🌌 EKSPEDISI ONE MARS: TANPA TIKET PULANG
Tahun 2039.
Dua belas manusia dipilih dari ratusan ribu pelamar. Mereka adalah yang terkuat secara fisik, mental, dan dedikasi. Mereka menandatangani kontrak yang tidak biasa:
“Ini adalah perjalanan tanpa pulang. Bumi akan tinggal kenangan.”
Di antara mereka adalah Dimas Hendra, 34 tahun, ilmuwan tanah asal Indonesia.
🚀 Hari Keberangkatan
Roket Erebus-1 meluncur dari Cape Canaveral, meninggalkan jejak api di langit Bumi. Dimas menatap layar monitor. Di sana terpampang wajah istrinya dan putri kecilnya, Anya.
“Papa, nanti kalau di Mars, bisa tanam bunga nggak?”
“Bisa, sayang. Papa akan tanam bunga untukmu.”
🟥 Hari ke-192 di Mars
Habitat utama berdiri di kawah Jezero. Para kru hidup dalam kubah kaca bertekanan tinggi, dengan oksigen buatan dan makanan hasil cetak 3D. Semua berjalan baik… sampai malam itu.
Tiba-tiba, alarm berbunyi.
“WARNING: OXYGEN DROP DETECTED IN SECTOR 3.”
Dimas dan dua kru lainnya bergegas ke sektor tiga, tempat unit penanaman eksperimental berada. Pintu otomatis terbuka setengah, lalu mati. Ketika mereka paksa masuk… bau plastik terbakar menyengat hidung.
Unit pelebur CO₂—yang memproduksi oksigen—hangus terbakar.
🔥 Krisis
“Cadangan oksigen hanya cukup untuk 5 hari,” kata Kapten Yeliz.
“Kita bisa perbaiki?” tanya Dimas.
“Tidak. Suku cadangnya… hanya satu. Dan itu… sudah dipakai.”

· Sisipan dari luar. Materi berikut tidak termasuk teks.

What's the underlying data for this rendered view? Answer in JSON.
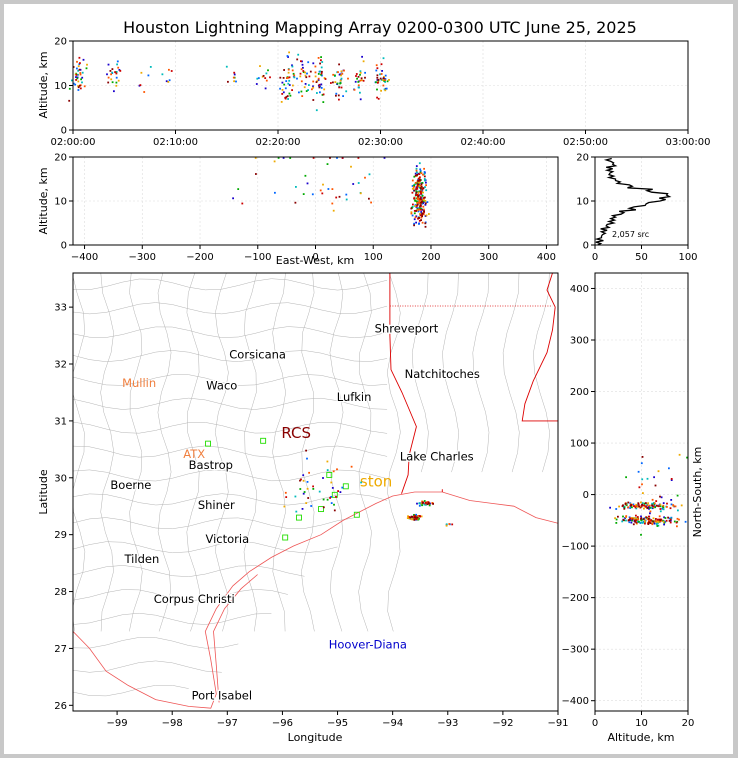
{
  "title": "Houston Lightning Mapping Array 0200-0300 UTC June 25, 2025",
  "colors": {
    "axis": "#000000",
    "grid": "#dddddd",
    "state_border": "#dd0000",
    "county": "#b4b4b4",
    "coast": "#ee5555",
    "site": "#22dd00",
    "series": [
      "#1a00cc",
      "#0066ff",
      "#00bbbb",
      "#00aa00",
      "#eeaa00",
      "#ff5500",
      "#cc0000",
      "#880000"
    ]
  },
  "chart_data": [
    {
      "id": "time_altitude",
      "type": "scatter",
      "ylabel": "Altitude, km",
      "ylim": [
        0,
        20
      ],
      "yticks": [
        "0",
        "10",
        "20"
      ],
      "xticks": [
        "02:00:00",
        "02:10:00",
        "02:20:00",
        "02:30:00",
        "02:40:00",
        "02:50:00",
        "03:00:00"
      ],
      "xlim_minutes": [
        0,
        60
      ],
      "clusters": [
        {
          "t": 0.5,
          "alt": 12,
          "spread": 1.5,
          "n": 40
        },
        {
          "t": 4,
          "alt": 12,
          "spread": 1.0,
          "n": 25
        },
        {
          "t": 7,
          "alt": 12,
          "spread": 1.0,
          "n": 6
        },
        {
          "t": 9,
          "alt": 12,
          "spread": 1.0,
          "n": 6
        },
        {
          "t": 15.5,
          "alt": 12,
          "spread": 1.0,
          "n": 8
        },
        {
          "t": 18.5,
          "alt": 12,
          "spread": 1.5,
          "n": 12
        },
        {
          "t": 21,
          "alt": 11,
          "spread": 2.0,
          "n": 40
        },
        {
          "t": 22.5,
          "alt": 12,
          "spread": 1.5,
          "n": 30
        },
        {
          "t": 24,
          "alt": 11,
          "spread": 2.0,
          "n": 40
        },
        {
          "t": 26,
          "alt": 11,
          "spread": 1.5,
          "n": 35
        },
        {
          "t": 28,
          "alt": 11,
          "spread": 1.5,
          "n": 25
        },
        {
          "t": 30,
          "alt": 11,
          "spread": 1.5,
          "n": 40
        }
      ]
    },
    {
      "id": "eastwest_altitude",
      "type": "scatter",
      "xlabel": "East-West, km",
      "ylabel": "Altitude, km",
      "xlim": [
        -420,
        420
      ],
      "ylim": [
        0,
        20
      ],
      "xticks": [
        "−400",
        "−300",
        "−200",
        "−100",
        "0",
        "100",
        "200",
        "300",
        "400"
      ],
      "yticks": [
        "0",
        "10",
        "20"
      ],
      "clusters": [
        {
          "x": 180,
          "alt": 11,
          "sx": 6,
          "salt": 3,
          "n": 260
        },
        {
          "x": 0,
          "alt": 15,
          "sx": 70,
          "salt": 4,
          "n": 45
        }
      ]
    },
    {
      "id": "altitude_histogram",
      "type": "line",
      "xlim": [
        0,
        100
      ],
      "ylim": [
        0,
        20
      ],
      "xticks": [
        "0",
        "50",
        "100"
      ],
      "yticks": [
        "0",
        "10",
        "20"
      ],
      "annotation": "2,057 src",
      "alt": [
        0.5,
        1.5,
        2.5,
        3.5,
        4.5,
        5.5,
        6.5,
        7.5,
        8.5,
        9.5,
        10.5,
        11.5,
        12.5,
        13.5,
        14.5,
        15.5,
        16.5,
        17.5,
        18.5,
        19.5
      ],
      "count": [
        3,
        5,
        8,
        9,
        13,
        17,
        20,
        28,
        40,
        55,
        72,
        78,
        58,
        38,
        24,
        18,
        16,
        15,
        20,
        14
      ]
    },
    {
      "id": "plan_view",
      "type": "scatter",
      "xlabel": "Longitude",
      "ylabel": "Latitude",
      "xlim": [
        -99.8,
        -91
      ],
      "ylim": [
        25.9,
        33.6
      ],
      "xticks": [
        "−99",
        "−98",
        "−97",
        "−96",
        "−95",
        "−94",
        "−93",
        "−92",
        "−91"
      ],
      "yticks": [
        "26",
        "27",
        "28",
        "29",
        "30",
        "31",
        "32",
        "33"
      ],
      "cities": [
        {
          "name": "Shreveport",
          "lon": -93.75,
          "lat": 32.55
        },
        {
          "name": "Corsicana",
          "lon": -96.45,
          "lat": 32.1
        },
        {
          "name": "Waco",
          "lon": -97.1,
          "lat": 31.55
        },
        {
          "name": "Natchitoches",
          "lon": -93.1,
          "lat": 31.75
        },
        {
          "name": "Lufkin",
          "lon": -94.7,
          "lat": 31.35
        },
        {
          "name": "Bastrop",
          "lon": -97.3,
          "lat": 30.15
        },
        {
          "name": "Lake Charles",
          "lon": -93.2,
          "lat": 30.3
        },
        {
          "name": "Boerne",
          "lon": -98.75,
          "lat": 29.8
        },
        {
          "name": "Shiner",
          "lon": -97.2,
          "lat": 29.45
        },
        {
          "name": "Victoria",
          "lon": -97.0,
          "lat": 28.85
        },
        {
          "name": "Tilden",
          "lon": -98.55,
          "lat": 28.5
        },
        {
          "name": "Corpus Christi",
          "lon": -97.6,
          "lat": 27.8
        },
        {
          "name": "Port Isabel",
          "lon": -97.1,
          "lat": 26.1
        }
      ],
      "radars": [
        {
          "name": "Mullin",
          "lon": -98.6,
          "lat": 31.6,
          "color": "#f08040"
        },
        {
          "name": "ATX",
          "lon": -97.6,
          "lat": 30.35,
          "color": "#f08040"
        }
      ],
      "radar_big": [
        {
          "name": "RCS",
          "lon": -95.75,
          "lat": 30.7,
          "color": "#880000"
        },
        {
          "name": "ston",
          "lon": -94.3,
          "lat": 29.85,
          "color": "#eeaa00"
        }
      ],
      "offshore": {
        "name": "Hoover-Diana",
        "lon": -94.45,
        "lat": 27.0,
        "color": "#0000cc"
      },
      "clusters": [
        {
          "lon": -93.6,
          "lat": 29.3,
          "slon": 0.06,
          "slat": 0.025,
          "n": 60
        },
        {
          "lon": -93.4,
          "lat": 29.55,
          "slon": 0.08,
          "slat": 0.02,
          "n": 35
        },
        {
          "lon": -95.4,
          "lat": 29.8,
          "slon": 0.35,
          "slat": 0.25,
          "n": 45
        },
        {
          "lon": -93.0,
          "lat": 29.18,
          "slon": 0.03,
          "slat": 0.01,
          "n": 6
        }
      ]
    },
    {
      "id": "altitude_northsouth",
      "type": "scatter",
      "xlabel": "Altitude, km",
      "ylabel": "North-South, km",
      "xlim": [
        0,
        20
      ],
      "ylim": [
        -420,
        430
      ],
      "xticks": [
        "0",
        "10",
        "20"
      ],
      "yticks": [
        "−400",
        "−300",
        "−200",
        "−100",
        "0",
        "100",
        "200",
        "300",
        "400"
      ],
      "clusters": [
        {
          "alt": 11,
          "y": -50,
          "salt": 3,
          "sy": 4,
          "n": 160
        },
        {
          "alt": 11,
          "y": -22,
          "salt": 3,
          "sy": 3,
          "n": 110
        },
        {
          "alt": 15,
          "y": 10,
          "salt": 4,
          "sy": 35,
          "n": 35
        }
      ]
    }
  ]
}
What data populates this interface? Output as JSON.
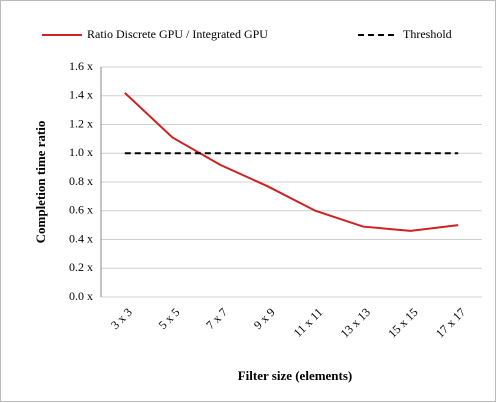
{
  "chart_data": {
    "type": "line",
    "x_label": "Filter size (elements)",
    "y_label": "Completion time ratio",
    "categories": [
      "3 x 3",
      "5 x 5",
      "7 x 7",
      "9 x 9",
      "11 x 11",
      "13 x 13",
      "15 x 15",
      "17 x 17"
    ],
    "series": [
      {
        "name": "Ratio Discrete GPU / Integrated GPU",
        "color": "#cc2222",
        "style": "solid",
        "values": [
          1.42,
          1.11,
          0.92,
          0.77,
          0.6,
          0.49,
          0.46,
          0.5
        ]
      },
      {
        "name": "Threshold",
        "color": "#000000",
        "style": "dashed",
        "values": [
          1.0,
          1.0,
          1.0,
          1.0,
          1.0,
          1.0,
          1.0,
          1.0
        ]
      }
    ],
    "ylim": [
      0,
      1.6
    ],
    "yticks": [
      {
        "value": 0,
        "label": "0.0 x"
      },
      {
        "value": 0.2,
        "label": "0.2 x"
      },
      {
        "value": 0.4,
        "label": "0.4 x"
      },
      {
        "value": 0.6,
        "label": "0.6 x"
      },
      {
        "value": 0.8,
        "label": "0.8 x"
      },
      {
        "value": 1.0,
        "label": "1.0 x"
      },
      {
        "value": 1.2,
        "label": "1.2 x"
      },
      {
        "value": 1.4,
        "label": "1.4 x"
      },
      {
        "value": 1.6,
        "label": "1.6 x"
      }
    ],
    "grid": true,
    "legend": "top"
  }
}
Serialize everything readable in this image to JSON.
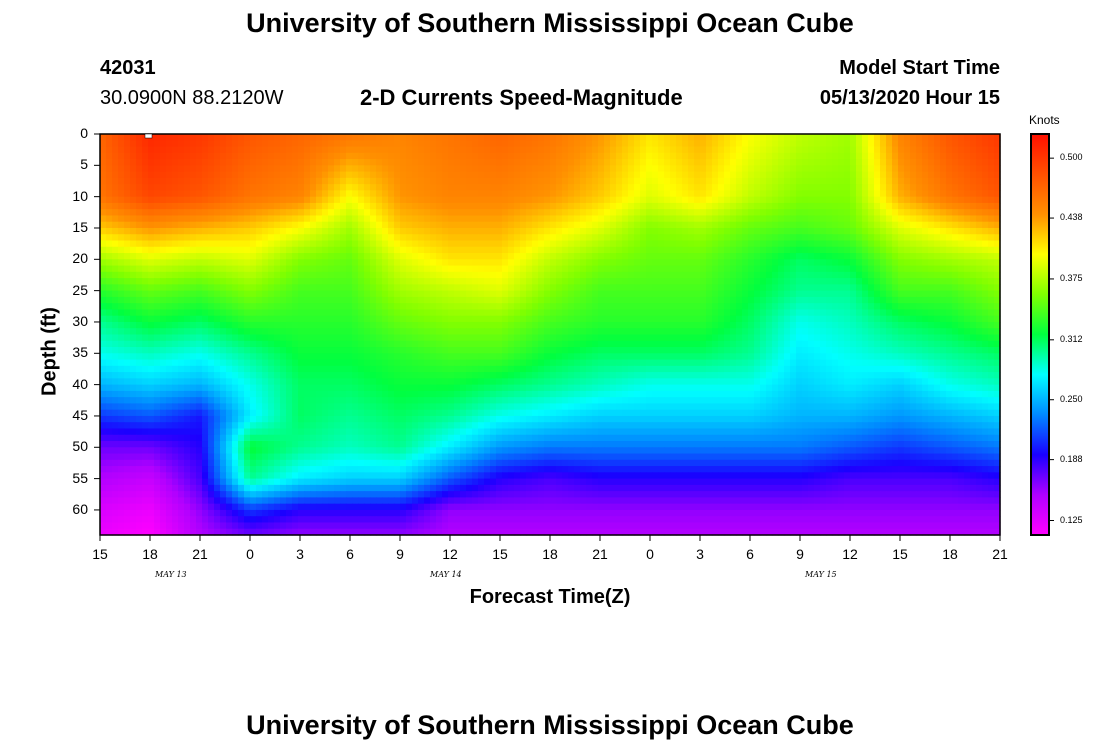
{
  "header": {
    "title": "University of Southern Mississippi Ocean Cube",
    "station_id": "42031",
    "coordinates": "30.0900N 88.2120W",
    "subtitle": "2-D Currents Speed-Magnitude",
    "model_start_label": "Model Start Time",
    "model_start_value": "05/13/2020 Hour 15"
  },
  "footer": {
    "title": "University of Southern Mississippi Ocean Cube"
  },
  "colors": {
    "scale": [
      "#ff00ff",
      "#b000ff",
      "#1a00ff",
      "#0088ff",
      "#00ffff",
      "#00ff40",
      "#80ff00",
      "#ffff00",
      "#ff9000",
      "#ff5000",
      "#ff1000"
    ]
  },
  "chart_data": {
    "type": "heatmap",
    "xlabel": "Forecast Time(Z)",
    "ylabel": "Depth (ft)",
    "x_ticks": [
      "15",
      "18",
      "21",
      "0",
      "3",
      "6",
      "9",
      "12",
      "15",
      "18",
      "21",
      "0",
      "3",
      "6",
      "9",
      "12",
      "15",
      "18",
      "21"
    ],
    "date_labels": [
      {
        "label": "MAY 13",
        "hour_offset": 4.5
      },
      {
        "label": "MAY 14",
        "hour_offset": 21
      },
      {
        "label": "MAY 15",
        "hour_offset": 43.5
      }
    ],
    "x_range_hours": [
      0,
      54
    ],
    "y_ticks": [
      0,
      5,
      10,
      15,
      20,
      25,
      30,
      35,
      40,
      45,
      50,
      55,
      60
    ],
    "ylim": [
      0,
      64
    ],
    "colorbar": {
      "label": "Knots",
      "range": [
        0.11,
        0.525
      ],
      "ticks": [
        "0.500",
        "0.438",
        "0.375",
        "0.312",
        "0.250",
        "0.188",
        "0.125"
      ],
      "tick_values": [
        0.5,
        0.438,
        0.375,
        0.312,
        0.25,
        0.188,
        0.125
      ]
    },
    "depth_levels_ft": [
      0,
      10,
      15,
      20,
      25,
      30,
      35,
      40,
      45,
      50,
      55,
      60,
      64
    ],
    "time_hours": [
      0,
      3,
      6,
      9,
      12,
      15,
      18,
      21,
      24,
      27,
      30,
      33,
      36,
      39,
      42,
      45,
      48,
      51,
      54
    ],
    "speed_knots": [
      [
        0.47,
        0.51,
        0.5,
        0.48,
        0.47,
        0.46,
        0.45,
        0.46,
        0.47,
        0.46,
        0.44,
        0.41,
        0.43,
        0.4,
        0.38,
        0.37,
        0.45,
        0.48,
        0.5
      ],
      [
        0.46,
        0.49,
        0.48,
        0.46,
        0.45,
        0.4,
        0.44,
        0.45,
        0.45,
        0.44,
        0.42,
        0.39,
        0.41,
        0.38,
        0.36,
        0.36,
        0.43,
        0.46,
        0.48
      ],
      [
        0.42,
        0.44,
        0.43,
        0.42,
        0.4,
        0.37,
        0.42,
        0.43,
        0.43,
        0.41,
        0.39,
        0.36,
        0.37,
        0.35,
        0.34,
        0.35,
        0.39,
        0.41,
        0.43
      ],
      [
        0.37,
        0.39,
        0.38,
        0.39,
        0.36,
        0.35,
        0.39,
        0.41,
        0.41,
        0.38,
        0.36,
        0.35,
        0.35,
        0.33,
        0.31,
        0.32,
        0.36,
        0.37,
        0.38
      ],
      [
        0.33,
        0.35,
        0.34,
        0.36,
        0.34,
        0.34,
        0.37,
        0.38,
        0.39,
        0.36,
        0.34,
        0.34,
        0.34,
        0.32,
        0.3,
        0.3,
        0.34,
        0.34,
        0.36
      ],
      [
        0.3,
        0.32,
        0.31,
        0.33,
        0.33,
        0.33,
        0.35,
        0.36,
        0.36,
        0.34,
        0.33,
        0.33,
        0.33,
        0.31,
        0.28,
        0.29,
        0.31,
        0.32,
        0.34
      ],
      [
        0.28,
        0.29,
        0.28,
        0.3,
        0.32,
        0.32,
        0.33,
        0.34,
        0.34,
        0.32,
        0.31,
        0.31,
        0.31,
        0.3,
        0.27,
        0.28,
        0.29,
        0.3,
        0.31
      ],
      [
        0.25,
        0.26,
        0.25,
        0.28,
        0.31,
        0.31,
        0.32,
        0.32,
        0.31,
        0.3,
        0.29,
        0.28,
        0.28,
        0.28,
        0.26,
        0.27,
        0.26,
        0.28,
        0.29
      ],
      [
        0.21,
        0.22,
        0.2,
        0.27,
        0.31,
        0.3,
        0.31,
        0.3,
        0.28,
        0.27,
        0.26,
        0.26,
        0.26,
        0.26,
        0.25,
        0.25,
        0.24,
        0.25,
        0.26
      ],
      [
        0.17,
        0.17,
        0.19,
        0.32,
        0.3,
        0.29,
        0.3,
        0.27,
        0.24,
        0.23,
        0.23,
        0.23,
        0.23,
        0.23,
        0.23,
        0.22,
        0.21,
        0.22,
        0.23
      ],
      [
        0.15,
        0.14,
        0.18,
        0.3,
        0.27,
        0.26,
        0.26,
        0.22,
        0.19,
        0.18,
        0.19,
        0.19,
        0.19,
        0.19,
        0.19,
        0.18,
        0.18,
        0.18,
        0.19
      ],
      [
        0.13,
        0.12,
        0.16,
        0.21,
        0.19,
        0.19,
        0.19,
        0.16,
        0.16,
        0.16,
        0.16,
        0.16,
        0.16,
        0.16,
        0.16,
        0.16,
        0.16,
        0.16,
        0.16
      ],
      [
        0.12,
        0.11,
        0.15,
        0.17,
        0.16,
        0.16,
        0.16,
        0.15,
        0.15,
        0.15,
        0.15,
        0.15,
        0.15,
        0.15,
        0.15,
        0.15,
        0.15,
        0.15,
        0.15
      ]
    ]
  }
}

Sunyi melanda. Satu-satunya solusi: mengurangi jumlah penghuni habitat.
Tak ada suara. Tapi semua tahu, itu berarti: beberapa harus mati agar yang lain bisa bertahan.
🧪 Sebuah Keputusan Gila
Malam harinya, Dimas menyelinap ke lab biologis. Dia tahu satu hal: Mars memiliki perklorat beracun. Tapi… jika dikombinasikan dengan enzim dari jamur hasil mutasi eksperimen mereka… bisa menghasilkan reaksi eksoterm yang memecah CO₂ menjadi O₂.
“Gila,” katanya dalam hati. “Tapi kalau berhasil… kita bisa selamat semua.”
Tanpa izin, Dimas mulai eksperimen itu sendirian.
Dalam 12 jam… lab meledak sebagian.
Dimas terluka—lengan kirinya terbakar parah—tapi hasilnya nyata:
Persentase oksigen meningkat.
💔 Harga yang Dibayar
Kapten Yeliz memanggil seluruh kru.
“Dimas… menyelamatkan kita. Tapi tubuhnya… tak kuat menghadapi efek paparan perklorat.”
Dimas terbaring, napasnya berat.
“Tanamkan bunga untuk Anya…” bisiknya sebelum matanya menutup selamanya.
🌱 Epilog
5 tahun kemudian.
Kubah Mars kini berdiri kokoh. Tanaman hijau tumbuh perlahan.
Dan di dekat padang merah berbatu, berdiri batu nisan sederhana bertuliskan:
DIMAS HENDRA
Ilmuwan. Ayah. Pahlawan Tanpa Pulang.
Di sini ia menanam bunga, demi masa depan umat manusia.